Two Faculty Members Receive Full Tenure and Promotions

News

Two faculty members at the San José State University School of Information, Dr. Virginia Tucker and Dr. Mary Ann Harlan, will start the fall 2021 semester with full tenure and new titles of associate professor. Tucker has been teaching at the iSchool for more than 15 years, while Harlan joined the faculty in 2010.

Dr. Virginia TuckerFor Tucker the achievement means “recognition of three areas of my work over the last five years,” namely research, teaching, and service to the university.

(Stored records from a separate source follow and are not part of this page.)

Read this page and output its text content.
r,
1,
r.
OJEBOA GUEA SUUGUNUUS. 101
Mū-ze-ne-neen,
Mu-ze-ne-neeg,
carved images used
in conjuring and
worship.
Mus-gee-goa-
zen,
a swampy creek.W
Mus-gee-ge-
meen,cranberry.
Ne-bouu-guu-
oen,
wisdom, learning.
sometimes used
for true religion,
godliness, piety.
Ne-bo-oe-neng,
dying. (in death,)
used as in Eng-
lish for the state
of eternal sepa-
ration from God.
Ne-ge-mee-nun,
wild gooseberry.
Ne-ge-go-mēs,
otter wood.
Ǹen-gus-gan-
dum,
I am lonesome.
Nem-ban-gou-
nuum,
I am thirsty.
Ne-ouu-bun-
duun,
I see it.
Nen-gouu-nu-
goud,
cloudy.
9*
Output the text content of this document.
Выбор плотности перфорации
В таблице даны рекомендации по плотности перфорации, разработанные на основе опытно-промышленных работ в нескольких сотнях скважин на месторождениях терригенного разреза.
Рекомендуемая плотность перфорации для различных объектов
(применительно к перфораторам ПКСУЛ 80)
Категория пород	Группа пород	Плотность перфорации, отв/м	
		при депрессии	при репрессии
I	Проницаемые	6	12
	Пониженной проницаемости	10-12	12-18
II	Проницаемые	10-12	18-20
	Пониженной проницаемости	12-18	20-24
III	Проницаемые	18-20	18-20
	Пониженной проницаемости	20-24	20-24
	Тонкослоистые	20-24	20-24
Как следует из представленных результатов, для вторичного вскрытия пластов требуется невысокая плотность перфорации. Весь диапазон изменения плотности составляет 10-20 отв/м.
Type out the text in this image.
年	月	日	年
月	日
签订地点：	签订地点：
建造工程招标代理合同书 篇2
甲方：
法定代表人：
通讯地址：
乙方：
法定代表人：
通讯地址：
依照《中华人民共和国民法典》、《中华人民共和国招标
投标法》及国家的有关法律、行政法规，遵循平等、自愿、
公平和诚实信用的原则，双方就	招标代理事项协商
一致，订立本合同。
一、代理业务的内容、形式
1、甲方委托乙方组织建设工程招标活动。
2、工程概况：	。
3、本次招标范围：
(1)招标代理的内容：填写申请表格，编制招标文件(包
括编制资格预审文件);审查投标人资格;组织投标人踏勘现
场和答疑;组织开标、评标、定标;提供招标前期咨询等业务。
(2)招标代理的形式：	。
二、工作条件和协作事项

Tucker’s research explores the nature of the search. She uses the threshold concepts theoretical framework to explore the search process from interface design to the information structures that underpin it, to how users experience searching and learn how to search. Tucker has contributed numerous articles and book chapters to the literature on searching, most recently “Search evolution for ease and speed: A call to action for what’s been lost,” (co-authored with Sylvia L. Edwards) in the Journal of Librarianship and Information Science.

Tucker also teaches several courses on the topic, including INFO 204 – Human Centered Design, INFO 202 – Information Retrieval System Design, INFO 246  – Information Architecture, and INFO 244 – Online Searching. “The research and teaching I do complement each other,” she notes. “My teaching improves through conducting research into information architecture, knowledge organization, and transformative learning; my research is informed by what I learn through teaching.” Tucker was honored with an Outstanding Professor award in 2018.

In addition to her research and teaching, Tucker has shepherded two PhD candidates through the iSchool’s Gateway PhD program; she is currently supervising a third, who expects to finish next year.

The tenure and promotion to associate professor affect Harlan on a personal level, she says, sharing, “I have a nascent project that I want to take some time with in terms of development and thinking. For me, there is a joy in some slow reflective work that I can turn over and over in my mind before publishing.”

Dr. Mary Ann HarlanHarlan’s research work centers on reading fiction, particularly in girlhood, and the information practices implicit in this activity. A rereading of The Voyages of Dr. Doolittle sparked her current exploration into the impact favorite books from childhood have on readers’ worldviews.  “This merges with diversity audits in school libraries, so a portion of this project is exploring the experiences and the decisions made by school librarians—not a ‘how to’ but a ‘why,’” she says.

The new associate professor has written a host of scholarly articles, papers, book chapters and books, addressing aspects of information practices in younger library users. In 2018, she published The Girl-positive Library: Inspiring Confidence, Creativity and Curiosity in Young Women, which one reviewer described as “an exceptional guide.”

Harlan, who in addition to her research has more than a decade of experience working in school libraries at the high school and middle school levels, also coordinates the iSchool’s Teacher Librarian program.

Both Tucker and Harlan were members of the first cohort of the Gateway PhD program and hold PhDs from Queensland University of Technology. Tucker received her MLS from the University of California, Berkeley and has a BA in Music Composition from Stanford University, while Harlan earned her MLIS from SJSU and holds a BA in English Literature from the University of California, Santa Cruz.